The tightening government control over the judiciary and press prompted U.S. Secretary of State Hillary Clinton last week to write a letter saying Washington has "significant and well-founded concerns" over trends in the country. She urged Orban to protect individual liberties and checks and balances.

Orban's Hungary

Orban, who rose to prominence as a popular anticommunist, has defended his changes as necessary to complete the country's transition to a fully functioning democracy.

But some amendments have raised charges that he is seeking to permanently imprint his own values on Hungary.

Hungarian Prime Minister Viktor Orban

Hungarian Prime Minister Viktor Orban

The controversial changes include renaming the country from the Republic of Hungary to simply Hungary and citing the influence of God and Christianity.

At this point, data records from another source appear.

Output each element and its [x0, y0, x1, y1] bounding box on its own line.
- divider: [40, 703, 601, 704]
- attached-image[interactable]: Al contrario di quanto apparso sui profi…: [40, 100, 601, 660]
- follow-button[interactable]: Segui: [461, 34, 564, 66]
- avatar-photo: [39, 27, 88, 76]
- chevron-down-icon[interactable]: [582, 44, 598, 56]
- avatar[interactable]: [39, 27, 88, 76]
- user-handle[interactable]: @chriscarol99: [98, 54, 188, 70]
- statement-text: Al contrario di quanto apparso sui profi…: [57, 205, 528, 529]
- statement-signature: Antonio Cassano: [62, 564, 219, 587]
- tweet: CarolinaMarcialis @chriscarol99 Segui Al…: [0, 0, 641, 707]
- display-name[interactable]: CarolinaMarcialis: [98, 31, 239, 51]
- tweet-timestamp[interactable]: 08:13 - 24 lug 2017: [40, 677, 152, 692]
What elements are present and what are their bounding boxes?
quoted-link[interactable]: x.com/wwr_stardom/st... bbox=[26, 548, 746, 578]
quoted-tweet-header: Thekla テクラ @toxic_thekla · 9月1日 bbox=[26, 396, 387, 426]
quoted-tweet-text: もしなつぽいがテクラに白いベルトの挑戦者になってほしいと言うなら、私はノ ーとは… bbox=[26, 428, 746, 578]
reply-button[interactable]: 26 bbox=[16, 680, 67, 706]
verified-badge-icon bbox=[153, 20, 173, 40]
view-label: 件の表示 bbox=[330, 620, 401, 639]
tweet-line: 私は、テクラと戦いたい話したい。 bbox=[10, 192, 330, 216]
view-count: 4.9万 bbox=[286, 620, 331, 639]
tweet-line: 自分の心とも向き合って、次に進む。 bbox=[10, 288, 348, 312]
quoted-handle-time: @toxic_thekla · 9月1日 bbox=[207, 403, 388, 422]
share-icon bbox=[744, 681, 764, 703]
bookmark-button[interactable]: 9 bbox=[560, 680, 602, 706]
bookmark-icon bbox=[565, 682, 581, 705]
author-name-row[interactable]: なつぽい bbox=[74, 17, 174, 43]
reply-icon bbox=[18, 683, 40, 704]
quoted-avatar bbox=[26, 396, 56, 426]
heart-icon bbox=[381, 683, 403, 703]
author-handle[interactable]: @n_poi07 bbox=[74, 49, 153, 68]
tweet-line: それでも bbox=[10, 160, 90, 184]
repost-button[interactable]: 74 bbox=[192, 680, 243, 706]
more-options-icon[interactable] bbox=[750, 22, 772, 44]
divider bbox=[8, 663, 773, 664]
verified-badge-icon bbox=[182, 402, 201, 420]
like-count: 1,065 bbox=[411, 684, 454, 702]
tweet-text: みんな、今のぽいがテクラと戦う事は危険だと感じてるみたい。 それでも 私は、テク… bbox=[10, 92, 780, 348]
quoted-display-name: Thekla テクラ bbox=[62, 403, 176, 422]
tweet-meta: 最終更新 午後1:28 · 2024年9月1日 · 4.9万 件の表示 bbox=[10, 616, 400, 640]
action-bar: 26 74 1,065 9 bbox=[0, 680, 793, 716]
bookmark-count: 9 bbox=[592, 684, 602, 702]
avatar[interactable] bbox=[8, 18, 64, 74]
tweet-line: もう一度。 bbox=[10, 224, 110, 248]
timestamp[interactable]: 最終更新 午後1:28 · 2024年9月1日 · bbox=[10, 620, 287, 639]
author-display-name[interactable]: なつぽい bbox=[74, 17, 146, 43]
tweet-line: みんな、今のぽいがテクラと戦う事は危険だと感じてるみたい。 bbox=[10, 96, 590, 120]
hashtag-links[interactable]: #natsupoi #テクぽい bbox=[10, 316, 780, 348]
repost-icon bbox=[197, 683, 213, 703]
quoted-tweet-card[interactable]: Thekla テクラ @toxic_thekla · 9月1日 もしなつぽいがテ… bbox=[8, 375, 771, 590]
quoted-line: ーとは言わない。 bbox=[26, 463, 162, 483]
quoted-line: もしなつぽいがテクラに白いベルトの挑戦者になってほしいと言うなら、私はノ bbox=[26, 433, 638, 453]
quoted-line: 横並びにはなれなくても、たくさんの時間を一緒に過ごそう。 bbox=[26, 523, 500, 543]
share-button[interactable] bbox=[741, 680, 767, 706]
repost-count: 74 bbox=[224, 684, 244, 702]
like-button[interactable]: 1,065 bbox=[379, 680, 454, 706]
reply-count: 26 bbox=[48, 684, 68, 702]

Another provision essentially withdraws official recognition and tax-exempt status from more than 300 religious denominations, denying any official place in society for Muslim, Buddhist, or Hindu congregations unless they have operated in Hungary for at least 20 years.

At the same time, the amendments appear to try to preempt debate over abortion by stating that life begins at conception, and to preempt debate over same-sex marriage by declaring marriage a union between a man and woman.

Tumbling Support

In the face of street protests, the question is how long Orban can hang on to the popular support he rode to power in 2010, when he won a landslide victory by promising "a new social contract" and to create 1 million new jobs.

Those 1 million new jobs have yet to materialize, and last month Fidesz's public support fell below 20 percent. Hungary's foundering economy shows little sign of improving. Just before the new year, the international ratings agency Moody's downgraded Hungarian government bonds to "junk" status, indicating investors have lost faith in Budapest's ability to reliably repay future loans.

That makes Budapest more dependent than ever upon the IMF and EU to get through its economic crisis. But both have broken off talks with Orban's government over a new bailout, as they oppose the prime minister's tightening control over the Hungarian National Bank.